Gezegenin ormanları yaklaşık 1,65 - 1,96 trilyon m3 biyokütle içeriyor. Tüm yer üstü (yapraklar, gövdeler, dallar) ve yer altı kütlesini içerir. Toplam kütledeki sandıkların odunu yaklaşık% 50'dir. Ana göstergelerden biri orman kerestesinin yıllık büyümesidir. Orman kullanımının kapsamlı olmamasını sağlamak için, yılda bu bölgede yetişen ağaç miktarından daha fazlası kaldırılamaz (hesaplamalar gövde ağacına dayanmaktadır). Dünya ormanlarından yılda yaklaşık 5,5 milyar m3 (yani yıllık büyümeleri), ülkemiz ormanlarından ise yaklaşık 500 milyon m3 odunun çıkarılmasına izin verilmektedir. Hem birinci hem de ikinci durumda, tahmini kesme alanı yalnızca %50-60 oranında kullanılır. Ancak bu, Rusya'da ve dünyada orman kaynaklarının tükenmesi sorununun tamamen olmadığı anlamına gelmiyor. Orman kullanım hesaplamaları kural olarak tüm ormanlar dikkate alınarak yapılmakta olup, insanlara ekonomik açıdan fayda sağlayan ormanlarda ağaç kesimi yapılmaktadır. Özellikle, Rusya'da ana ağaç kesimi alanları Avrupa-Ural bölgesinde yer almaktadır ve ana orman bölgeleri ve dolayısıyla odun üretimi Sibirya ve Uzak Doğu'dadır. Bu nedenle birinci bölgede odun çıkarılması izin verilen sınırların 2 - 2,5 katı kadardır, ikinci bölgede ise olgun odunun tamamı kesilmez. Ağaç kesmeye benzer ormansızlaşma oranları genellikle orman yangınlarıyla ilişkilendirilir. Resmi verilere göre her yıl Rus ormanları 2 – 2,5 milyon hektar alanda kesiliyor. Yangınlardan ortalama olarak aynı miktarda orman etkileniyor.
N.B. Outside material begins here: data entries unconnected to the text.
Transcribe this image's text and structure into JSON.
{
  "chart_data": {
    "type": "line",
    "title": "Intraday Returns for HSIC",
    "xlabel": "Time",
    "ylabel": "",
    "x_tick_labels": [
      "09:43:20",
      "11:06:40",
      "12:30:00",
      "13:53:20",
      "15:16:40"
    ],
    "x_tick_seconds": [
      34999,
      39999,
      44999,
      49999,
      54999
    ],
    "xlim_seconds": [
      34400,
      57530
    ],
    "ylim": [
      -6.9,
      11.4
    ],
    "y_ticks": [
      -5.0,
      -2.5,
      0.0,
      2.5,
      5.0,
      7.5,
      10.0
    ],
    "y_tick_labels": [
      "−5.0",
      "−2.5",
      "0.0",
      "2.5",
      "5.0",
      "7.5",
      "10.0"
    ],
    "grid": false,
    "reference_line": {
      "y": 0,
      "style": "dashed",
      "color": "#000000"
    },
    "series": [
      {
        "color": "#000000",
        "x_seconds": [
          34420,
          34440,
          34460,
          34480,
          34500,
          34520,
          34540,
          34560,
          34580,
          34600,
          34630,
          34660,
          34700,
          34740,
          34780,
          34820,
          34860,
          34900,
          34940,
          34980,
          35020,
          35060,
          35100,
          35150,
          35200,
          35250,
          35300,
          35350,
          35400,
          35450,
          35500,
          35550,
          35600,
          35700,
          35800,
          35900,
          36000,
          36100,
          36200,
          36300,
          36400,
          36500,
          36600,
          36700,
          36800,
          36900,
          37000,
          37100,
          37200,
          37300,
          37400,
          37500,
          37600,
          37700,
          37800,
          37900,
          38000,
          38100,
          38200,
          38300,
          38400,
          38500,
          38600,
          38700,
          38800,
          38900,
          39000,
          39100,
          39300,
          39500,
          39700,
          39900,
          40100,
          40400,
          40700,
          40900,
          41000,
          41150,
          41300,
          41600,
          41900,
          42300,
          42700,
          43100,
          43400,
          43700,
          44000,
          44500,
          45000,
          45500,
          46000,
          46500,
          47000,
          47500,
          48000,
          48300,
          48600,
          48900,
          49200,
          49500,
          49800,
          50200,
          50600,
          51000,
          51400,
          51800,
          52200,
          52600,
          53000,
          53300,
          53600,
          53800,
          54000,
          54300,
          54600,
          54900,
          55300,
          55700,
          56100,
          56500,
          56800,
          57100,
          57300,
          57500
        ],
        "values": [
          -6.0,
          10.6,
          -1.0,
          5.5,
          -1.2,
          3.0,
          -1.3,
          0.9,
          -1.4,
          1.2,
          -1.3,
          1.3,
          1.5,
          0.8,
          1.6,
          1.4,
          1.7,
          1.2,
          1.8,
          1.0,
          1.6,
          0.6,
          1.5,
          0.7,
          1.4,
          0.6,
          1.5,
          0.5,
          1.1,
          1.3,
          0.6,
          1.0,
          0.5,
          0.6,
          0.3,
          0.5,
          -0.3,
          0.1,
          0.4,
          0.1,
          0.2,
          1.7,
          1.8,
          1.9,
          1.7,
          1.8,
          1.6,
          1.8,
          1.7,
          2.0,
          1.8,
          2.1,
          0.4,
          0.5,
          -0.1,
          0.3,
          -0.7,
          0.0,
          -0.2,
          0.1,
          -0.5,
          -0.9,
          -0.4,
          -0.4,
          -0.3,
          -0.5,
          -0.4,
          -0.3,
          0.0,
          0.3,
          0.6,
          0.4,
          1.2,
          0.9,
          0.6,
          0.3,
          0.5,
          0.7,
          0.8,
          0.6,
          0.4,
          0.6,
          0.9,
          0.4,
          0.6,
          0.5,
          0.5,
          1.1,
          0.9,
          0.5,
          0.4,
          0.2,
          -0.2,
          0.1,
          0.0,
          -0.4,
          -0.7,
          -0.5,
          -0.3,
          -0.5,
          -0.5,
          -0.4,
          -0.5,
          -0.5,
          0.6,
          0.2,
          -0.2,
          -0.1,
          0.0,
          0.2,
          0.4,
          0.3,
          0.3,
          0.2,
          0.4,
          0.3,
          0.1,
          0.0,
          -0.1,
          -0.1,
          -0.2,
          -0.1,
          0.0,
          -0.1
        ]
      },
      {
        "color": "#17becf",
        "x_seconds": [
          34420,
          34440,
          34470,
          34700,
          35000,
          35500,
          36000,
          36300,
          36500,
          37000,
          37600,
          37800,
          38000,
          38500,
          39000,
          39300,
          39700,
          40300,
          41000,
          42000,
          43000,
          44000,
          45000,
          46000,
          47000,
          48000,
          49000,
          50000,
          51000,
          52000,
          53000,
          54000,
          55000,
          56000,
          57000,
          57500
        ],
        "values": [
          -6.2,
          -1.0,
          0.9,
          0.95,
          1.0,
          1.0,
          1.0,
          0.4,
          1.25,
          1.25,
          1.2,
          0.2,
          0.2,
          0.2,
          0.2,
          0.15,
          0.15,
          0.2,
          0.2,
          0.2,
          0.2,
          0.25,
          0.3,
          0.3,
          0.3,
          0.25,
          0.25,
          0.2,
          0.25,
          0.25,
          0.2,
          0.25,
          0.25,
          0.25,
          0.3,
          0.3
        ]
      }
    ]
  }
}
35. Ormanların en önemli ekolojik işlevleri

Ormanların ekolojik işlevleri değerlendirilirken, iki tür etki çevre üzerinde: biyojeokimyasal ve mekanik. Biyokimyasal aktivite fizyolojik süreçlerdir (fotosentez, mineral beslenme vb.). Biyokütle yoluyla gerçekleştirilen mekanik aktivite Biyokütle - birim alan veya ekosistem hacmi başına bulunan canlı organizmaların veya bireysel bileşenlerin kütlesi.
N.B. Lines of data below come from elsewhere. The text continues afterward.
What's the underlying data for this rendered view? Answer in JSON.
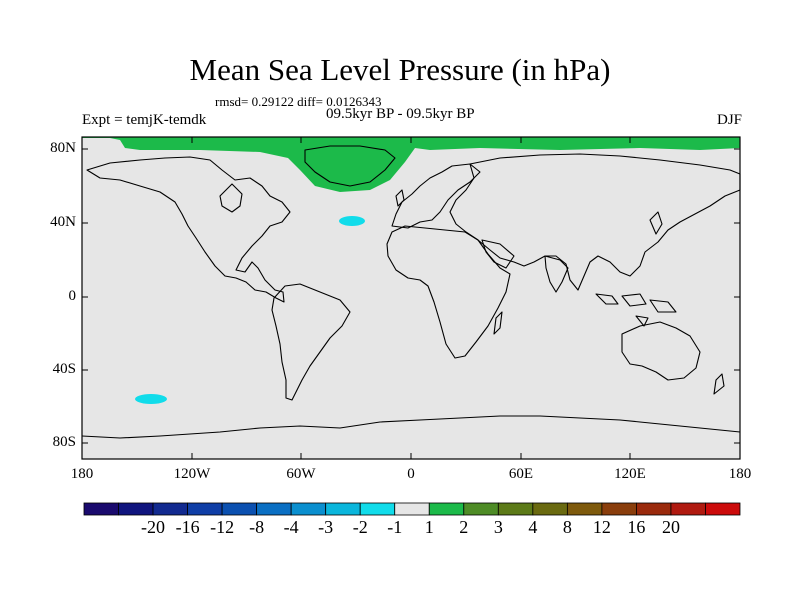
{
  "title": "Mean Sea Level Pressure (in hPa)",
  "stats_line": "rmsd= 0.29122 diff= 0.0126343",
  "period_line": "09.5kyr BP - 09.5kyr BP",
  "experiment": "Expt = temjK-temdk",
  "season": "DJF",
  "y_ticks": [
    "80N",
    "40N",
    "0",
    "40S",
    "80S"
  ],
  "x_ticks": [
    "180",
    "120W",
    "60W",
    "0",
    "60E",
    "120E",
    "180"
  ],
  "colorbar": {
    "colors": [
      "#1a0a6e",
      "#10157e",
      "#122a90",
      "#0f3ea6",
      "#0b50b0",
      "#0a6fc3",
      "#0a8fcf",
      "#0ab6dc",
      "#11dcea",
      "#e6e6e6",
      "#1cba4a",
      "#4e8c26",
      "#5c7a18",
      "#6a6a10",
      "#7e5a0c",
      "#8a3e0c",
      "#9a2a0c",
      "#b01a10",
      "#cc0b0b"
    ],
    "labels": [
      "-20",
      "-16",
      "-12",
      "-8",
      "-4",
      "-3",
      "-2",
      "-1",
      "1",
      "2",
      "3",
      "4",
      "8",
      "12",
      "16",
      "20"
    ]
  },
  "map_colors": {
    "background": "#e6e6e6",
    "positive": "#1cba4a",
    "negative": "#11dcea"
  }
}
Продуктивность - biyokütle oluşum hızı.

Ormanların karbon işlevi. Atmosferdeki fazla karbonun uzaklaştırılması ve sera etkisi sorununun çözülmesi yönündeki büyük umutlar orman ekosistemleriyle ilişkilidir. 1 ton bitkisel ürün oluştuğunda 1,5 – 1,8 ton karbondioksit kullanılır ve 1,1 – 1,3 ton oksijen açığa çıkar. Ormanlarda büyük miktarlarda karbon konsantrasyonu, orman meşcerelerinin büyük biyokütlesi ile ilişkilidir. Dünyadaki bitkilerde yoğunlaşan toplam karbon kütlesinin %92'si orman ekosistemlerinde bulunmaktadır.

Ormanların hava temizleme işlevleri. Ormanlar, karbon dışında diğer yabancı maddeleri de havadan uzaklaştırabilmektedir. Havanın kirleticilerden arındırılması, hem bunların emilmesinin bir sonucu olarak hem de fiziksel çökeltme yoluyla gerçekleştirilir. 1 kg yaprak bir mevsimde yaklaşık 50-70 gr kükürt dioksit, 40-50 gr klor ve 15-20 mg kurşun emebilir.

Orman dikimleri gürültü etkisini önemli ölçüde azaltır. Ayrıca yolları kar sürüklenmelerinden korurlar, trafiğe karşı hava akımı direncini azaltırlar.

Ormanların iklimsel ve meteorolojik fonksiyonları. Ormanlar atmosferik olayları etkiler ve böylece kendi özel ortamlarını, mikro iklimini yaratırlar. Bu özellik toprağı, yolları, ekinleri, yerleşim yerlerini vb. korumak için kullanılır. Orman, yüksek hava nemi ve üst toprak katmanları ile karakterize edilir. Ormanın derinliklerinde genellikle neredeyse hiç rüzgar yoktur. Geceleri, ters yöndeki hava akımlarını gözlemleyebilirsiniz. Bu hava hareketleri büyük ekolojik öneme sahiptir. Onlar sayesinde karbondioksit konsantrasyonu dengelenir.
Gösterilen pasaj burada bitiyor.